Pianist Nanyi Qiang has established a wide-ranging career as a chamber musician, soloist, and pedagogue. He is much in-demand as a concert artist in solo and chamber recitals and new music concerts throughout the US, Canada, and China. Dr. Qiang has appeared to public acclaim in venues including Weill Recital Hall at Carnegie Hall (NY), Hahn Hall (Santa Barbara, CA), MacMillan Theater (Toronto, Canada), and Grand Concert Hall at Sichuan Conservatory of Music (Chengdu, China).
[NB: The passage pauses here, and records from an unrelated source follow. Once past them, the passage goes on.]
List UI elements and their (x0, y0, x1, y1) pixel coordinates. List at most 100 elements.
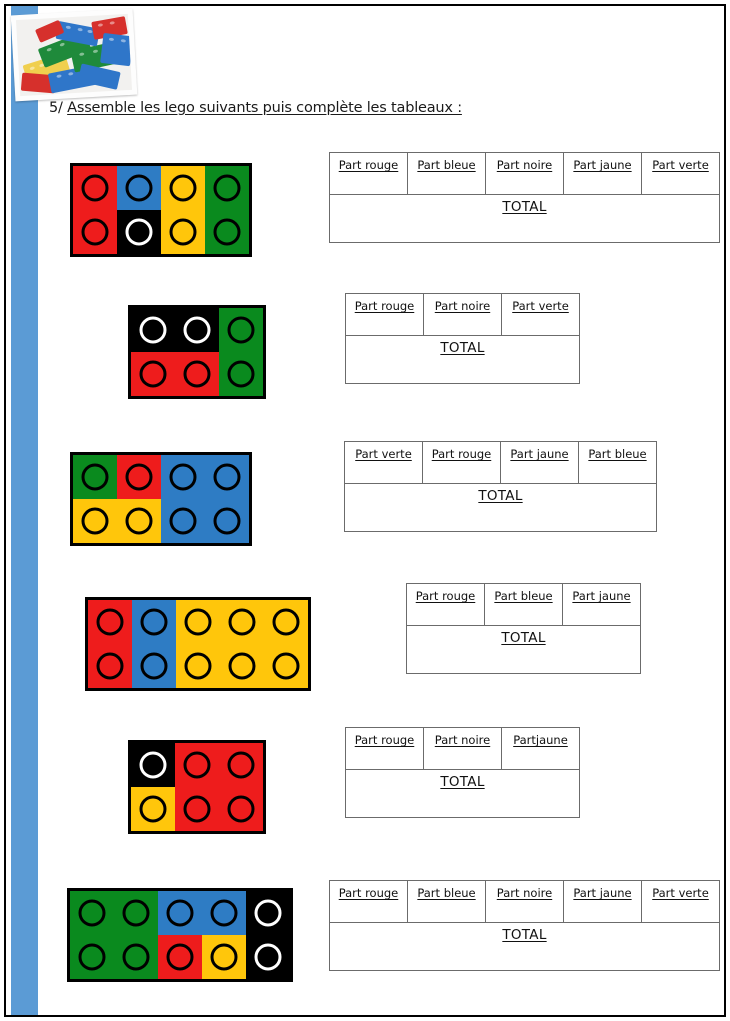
column-header-cell[interactable]: Part bleue (407, 880, 486, 923)
column-header-cell[interactable]: Part bleue (484, 583, 563, 626)
worksheet-page: 5/ Assemble les lego suivants puis compl… (0, 0, 730, 1021)
column-header-cell[interactable]: Part noire (423, 727, 502, 770)
column-header-cell[interactable]: Partjaune (501, 727, 580, 770)
table-header-row: Part verte Part rouge Part jaune Part bleue (344, 441, 657, 484)
lego-brick-rouge (117, 455, 161, 499)
lego-brick-jaune (202, 935, 246, 979)
lego-stud (213, 174, 241, 202)
lego-stud (81, 507, 109, 535)
table-header-row: Part rouge Part bleue Part noire Part jaune… (329, 880, 720, 923)
column-header-cell[interactable]: Part rouge (422, 441, 501, 484)
column-header-label: Partjaune (513, 733, 568, 747)
column-header-cell[interactable]: Part jaune (500, 441, 579, 484)
lego-stud (272, 608, 300, 636)
column-header-cell[interactable]: Part verte (641, 152, 720, 195)
lego-stud (169, 174, 197, 202)
column-header-label: Part bleue (417, 886, 476, 900)
lego-brick-verte (73, 455, 117, 499)
column-header-cell[interactable]: Part verte (641, 880, 720, 923)
table-total-row: TOTAL (344, 483, 657, 532)
left-accent-bar (11, 6, 38, 1015)
lego-brick-verte (205, 166, 249, 254)
lego-stud (183, 795, 211, 823)
column-header-cell[interactable]: Part jaune (563, 880, 642, 923)
lego-stud (125, 507, 153, 535)
total-cell[interactable]: TOTAL (406, 625, 641, 674)
lego-stud (183, 316, 211, 344)
column-header-label: Part rouge (338, 158, 399, 172)
lego-stud (139, 751, 167, 779)
column-header-label: Part bleue (417, 158, 476, 172)
total-cell[interactable]: TOTAL (329, 922, 720, 971)
column-header-cell[interactable]: Part noire (485, 880, 564, 923)
lego-figure-5 (128, 740, 266, 834)
lego-stud (213, 218, 241, 246)
column-header-label: Part verte (512, 299, 569, 313)
lego-stud (227, 751, 255, 779)
lego-brick-rouge (88, 600, 132, 688)
lego-stud (272, 652, 300, 680)
column-header-cell[interactable]: Part verte (344, 441, 423, 484)
lego-stud (140, 652, 168, 680)
table-header-row: Part rouge Part bleue Part noire Part jaune… (329, 152, 720, 195)
lego-brick-rouge (158, 935, 202, 979)
lego-stud (96, 608, 124, 636)
column-header-cell[interactable]: Part noire (423, 293, 502, 336)
total-cell[interactable]: TOTAL (329, 194, 720, 243)
total-cell[interactable]: TOTAL (344, 483, 657, 532)
table-total-row: TOTAL (406, 625, 641, 674)
lego-stud (254, 943, 282, 971)
column-header-cell[interactable]: Part rouge (329, 152, 408, 195)
total-label: TOTAL (440, 340, 485, 356)
column-header-cell[interactable]: Part rouge (329, 880, 408, 923)
column-header-cell[interactable]: Part jaune (563, 152, 642, 195)
lego-stud (227, 316, 255, 344)
column-header-label: Part rouge (354, 733, 415, 747)
table-total-row: TOTAL (329, 194, 720, 243)
column-header-cell[interactable]: Part verte (501, 293, 580, 336)
lego-brick-rouge (73, 166, 117, 254)
lego-stud (122, 899, 150, 927)
lego-brick-jaune (161, 166, 205, 254)
lego-brick-bleue (132, 600, 176, 688)
lego-stud (227, 795, 255, 823)
column-header-cell[interactable]: Part rouge (345, 727, 424, 770)
lego-stud (139, 795, 167, 823)
lego-stud (78, 943, 106, 971)
total-cell[interactable]: TOTAL (345, 769, 580, 818)
lego-stud (183, 751, 211, 779)
lego-photo-image (15, 13, 133, 97)
lego-stud (166, 943, 194, 971)
lego-figure-3 (70, 452, 252, 546)
total-cell[interactable]: TOTAL (345, 335, 580, 384)
column-header-label: Part noire (496, 158, 553, 172)
lego-brick-bleue (161, 455, 249, 543)
lego-stud (210, 899, 238, 927)
lego-stud (254, 899, 282, 927)
column-header-cell[interactable]: Part bleue (407, 152, 486, 195)
answer-table-3: Part verte Part rouge Part jaune Part bleue… (344, 441, 657, 532)
lego-stud (169, 507, 197, 535)
lego-stud (213, 463, 241, 491)
column-header-cell[interactable]: Part rouge (406, 583, 485, 626)
lego-brick-noire (131, 743, 175, 787)
column-header-label: Part jaune (510, 447, 569, 461)
column-header-cell[interactable]: Part noire (485, 152, 564, 195)
lego-brick-verte (219, 308, 263, 396)
lego-stud (228, 608, 256, 636)
lego-brick-verte (70, 891, 158, 979)
lego-stud (227, 360, 255, 388)
column-header-cell[interactable]: Part jaune (562, 583, 641, 626)
column-header-cell[interactable]: Part bleue (578, 441, 657, 484)
table-total-row: TOTAL (345, 335, 580, 384)
lego-brick-rouge (175, 743, 263, 831)
total-label: TOTAL (440, 774, 485, 790)
lego-stud (166, 899, 194, 927)
column-header-label: Part jaune (573, 886, 632, 900)
lego-brick-noire (131, 308, 219, 352)
table-header-row: Part rouge Part bleue Part jaune (406, 583, 641, 626)
column-header-cell[interactable]: Part rouge (345, 293, 424, 336)
lego-stud (122, 943, 150, 971)
total-label: TOTAL (478, 488, 523, 504)
column-header-label: Part rouge (354, 299, 415, 313)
Dr. Qiang is currently an Assistant Professor of Music at Central State University, OH and serves on the piano faculty of Bayview Music Festival, MI. He completed a DMA in Collaborative Piano and Coaching from the University of Minnesota, a BM and a MM in Piano Performance from Sichuan Conservatory of Music (China) and the University of Washington, respectively, and has studied with Lydia Artymiw, Dr. Timothy Lovelace, Craig Sheppard, and Dr. Chenggang Yang. A strong advocate of new music and technology, Dr. Qiang commissions and performs new music written exclusively for piano and electronics. He also serves on the Board of Directors and performs regularly with 113, a new music organization based in the Twin Cities, MN.
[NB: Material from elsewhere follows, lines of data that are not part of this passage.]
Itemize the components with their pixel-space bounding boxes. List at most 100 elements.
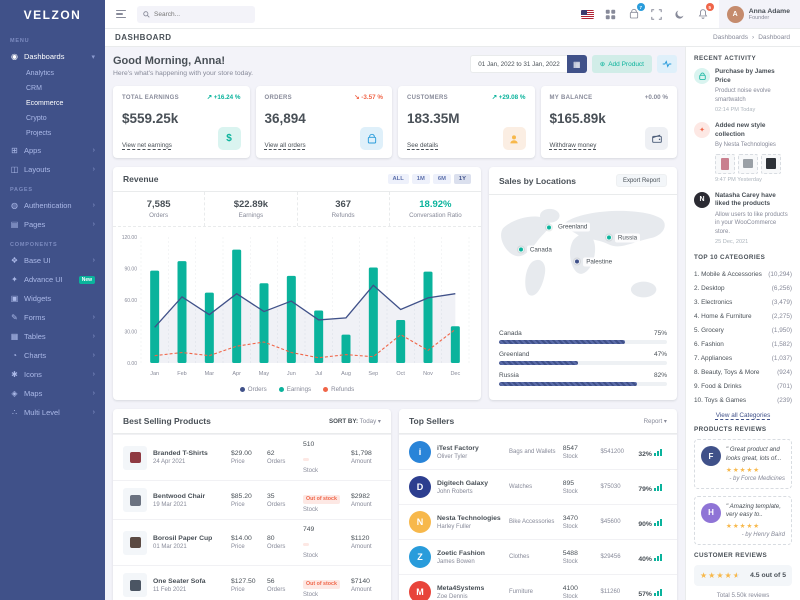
product-row[interactable]: Bentwood Chair 19 Mar 2021 $85.20 Price … <box>113 480 391 519</box>
sidebar-item[interactable]: Crypto <box>0 111 105 126</box>
review-card[interactable]: H " Amazing template, very easy to.. ★★★… <box>694 496 792 545</box>
activity-pulse-button[interactable] <box>657 55 677 73</box>
sidebar-item[interactable]: ◫ Layouts › <box>0 160 105 179</box>
notifications-bell-icon[interactable]: 5 <box>696 7 710 21</box>
stat-label: MY BALANCE <box>550 95 593 101</box>
seller-row[interactable]: M Meta4Systems Zoe Dennis Furniture 4100… <box>399 574 677 600</box>
sidebar-item-label: Tables <box>24 332 88 341</box>
camera-thumb[interactable] <box>738 154 758 174</box>
map-marker[interactable]: Palestine <box>574 257 615 266</box>
category-row[interactable]: 10. Toys & Games (239) <box>694 393 792 407</box>
add-product-button[interactable]: ⊕ Add Product <box>592 55 652 73</box>
activity-item[interactable]: N Natasha Carey have liked the products … <box>694 192 792 245</box>
sidebar-item-label: Layouts <box>24 165 88 174</box>
new-badge: New <box>79 276 95 284</box>
category-row[interactable]: 2. Desktop (6,256) <box>694 281 792 295</box>
review-card[interactable]: F " Great product and looks great, lots … <box>694 439 792 488</box>
hamburger-menu-icon[interactable] <box>113 7 129 22</box>
seller-row[interactable]: D Digitech Galaxy John Roberts Watches 8… <box>399 469 677 504</box>
breadcrumb-parent[interactable]: Dashboards <box>713 34 748 41</box>
apps-grid-icon[interactable] <box>604 7 618 21</box>
withdraw-money-link[interactable]: Withdraw money <box>550 142 597 149</box>
fullscreen-icon[interactable] <box>650 7 664 21</box>
sidebar-item[interactable]: ∴ Multi Level › <box>0 403 105 422</box>
svg-text:120.00: 120.00 <box>122 235 138 241</box>
mini-chart-icon <box>654 519 662 526</box>
see-details-link[interactable]: See details <box>407 142 438 149</box>
product-row[interactable]: Branded T-Shirts 24 Apr 2021 $29.00 Pric… <box>113 434 391 480</box>
search-input[interactable] <box>154 11 244 18</box>
map-marker[interactable]: Greenland <box>546 223 590 232</box>
map-marker[interactable]: Canada <box>518 245 555 254</box>
product-row[interactable]: One Seater Sofa 11 Feb 2021 $127.50 Pric… <box>113 565 391 600</box>
date-range-value[interactable]: 01 Jan, 2022 to 31 Jan, 2022 <box>470 55 567 73</box>
category-row[interactable]: 5. Grocery (1,950) <box>694 323 792 337</box>
category-row[interactable]: 7. Appliances (1,037) <box>694 351 792 365</box>
revenue-filter-button[interactable]: ALL <box>388 174 409 184</box>
view-net-earnings-link[interactable]: View net earnings <box>122 142 172 149</box>
view-all-orders-link[interactable]: View all orders <box>265 142 306 149</box>
bag-thumb[interactable] <box>761 154 781 174</box>
calendar-icon[interactable]: ▦ <box>567 55 587 73</box>
category-row[interactable]: 9. Food & Drinks (701) <box>694 379 792 393</box>
sidebar-item[interactable]: ✦ Advance UI New <box>0 270 105 289</box>
sidebar-item[interactable]: Ecommerce <box>0 96 105 111</box>
language-flag-icon[interactable] <box>581 7 595 21</box>
cart-icon[interactable]: 7 <box>627 7 641 21</box>
category-row[interactable]: 8. Beauty, Toys & More (924) <box>694 365 792 379</box>
sidebar-item[interactable]: ▤ Pages › <box>0 215 105 234</box>
seller-row[interactable]: i iTest Factory Oliver Tyler Bags and Wa… <box>399 434 677 469</box>
clothing-thumb[interactable] <box>715 154 735 174</box>
seller-row[interactable]: Z Zoetic Fashion James Bowen Clothes 548… <box>399 539 677 574</box>
chart-legend: Orders Earnings Refunds <box>113 384 481 400</box>
stat-value: $559.25k <box>122 111 241 126</box>
sidebar-item[interactable]: ◉ Dashboards ▾ <box>0 47 105 66</box>
revenue-filter-button[interactable]: 6M <box>433 174 451 184</box>
brand-logo[interactable]: VELZON <box>0 0 105 30</box>
map-marker[interactable]: Russia <box>606 233 640 242</box>
category-row[interactable]: 6. Fashion (1,582) <box>694 337 792 351</box>
date-range-picker[interactable]: 01 Jan, 2022 to 31 Jan, 2022 ▦ <box>470 55 587 73</box>
svg-text:Nov: Nov <box>423 371 433 377</box>
sidebar-item[interactable]: ⊞ Apps › <box>0 141 105 160</box>
sidebar-item[interactable]: ◔ Charts › <box>0 346 105 365</box>
sort-by-dropdown[interactable]: SORT BY: Today ▾ <box>329 418 381 425</box>
user-menu[interactable]: A Anna Adame Founder <box>719 0 800 28</box>
view-all-categories-link[interactable]: View all Categories <box>694 412 792 419</box>
stat-card-total-earnings: TOTAL EARNINGS ↗ +16.24 % $559.25k View … <box>113 86 250 158</box>
sidebar-item-icon: ✱ <box>10 370 19 379</box>
dark-mode-moon-icon[interactable] <box>673 7 687 21</box>
stat-value: 36,894 <box>265 111 384 126</box>
activity-item[interactable]: Purchase by James Price Product noise ev… <box>694 68 792 113</box>
report-dropdown[interactable]: Report ▾ <box>644 418 667 425</box>
sidebar-item[interactable]: ▣ Widgets <box>0 289 105 308</box>
category-row[interactable]: 3. Electronics (3,479) <box>694 295 792 309</box>
revenue-filter-button[interactable]: 1M <box>412 174 430 184</box>
sidebar-item-icon: ▣ <box>10 294 19 303</box>
chevron-icon: › <box>93 333 95 340</box>
map-marker-dot <box>518 247 524 253</box>
chevron-icon: › <box>93 409 95 416</box>
category-row[interactable]: 4. Home & Furniture (2,275) <box>694 309 792 323</box>
export-report-button[interactable]: Export Report <box>616 174 667 187</box>
sidebar-item[interactable]: ◍ Authentication › <box>0 196 105 215</box>
category-row[interactable]: 1. Mobile & Accessories (10,294) <box>694 267 792 281</box>
sidebar-item[interactable]: ✱ Icons › <box>0 365 105 384</box>
sidebar-item[interactable]: Projects <box>0 126 105 141</box>
legend-dot <box>279 387 284 392</box>
breadcrumb-current: Dashboard <box>758 34 790 41</box>
sidebar-item[interactable]: ✎ Forms › <box>0 308 105 327</box>
sidebar-item[interactable]: ▦ Tables › <box>0 327 105 346</box>
sidebar-item[interactable]: ◈ Maps › <box>0 384 105 403</box>
product-row[interactable]: Borosil Paper Cup 01 Mar 2021 $14.00 Pri… <box>113 519 391 565</box>
seller-logo: D <box>409 476 431 498</box>
activity-item[interactable]: ✦ Added new style collection By Nesta Te… <box>694 122 792 183</box>
revenue-filter-button[interactable]: 1Y <box>454 174 471 184</box>
pulse-icon <box>662 60 672 68</box>
right-panel: RECENT ACTIVITY Purchase by James Price … <box>685 47 800 600</box>
seller-row[interactable]: N Nesta Technologies Harley Fuller Bike … <box>399 504 677 539</box>
sidebar-item[interactable]: Analytics <box>0 66 105 81</box>
sidebar-item[interactable]: ❖ Base UI › <box>0 251 105 270</box>
product-image <box>123 573 147 597</box>
sidebar-item[interactable]: CRM <box>0 81 105 96</box>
Violist Maria Ritzenthaler received degrees in viola performance from University of Wisconsin Madison and Roosevelt University in Chicago, and completed two years of a Doctoral degree in performance at the University of Minnesota. Her major teachers include Sally Chisholm, Roger Chase, and Korey Konkol. She has held positions in many orchestras including principal of the Civic Orchestra of Chicago and Great Falls Symphony, as well as assistant principal of the South Bend and South Dakota Symphonies, in addition holding positions as violist for the Cascade Quartet and Professor of viola at Harper College. Ritzenthaler premiered the viola version of “For Violin Solo” by Chaya Czernowin and has premiered many works by living composers as a member of the Contemporary Music Workshop Ensemble, the 113 Composers Collective, and the contemporary chamber music ensemble Present Music. She has also been fortunate to participate in many music outreach programs including the Chicago Symphony’s Citizen Musicianship Initiative.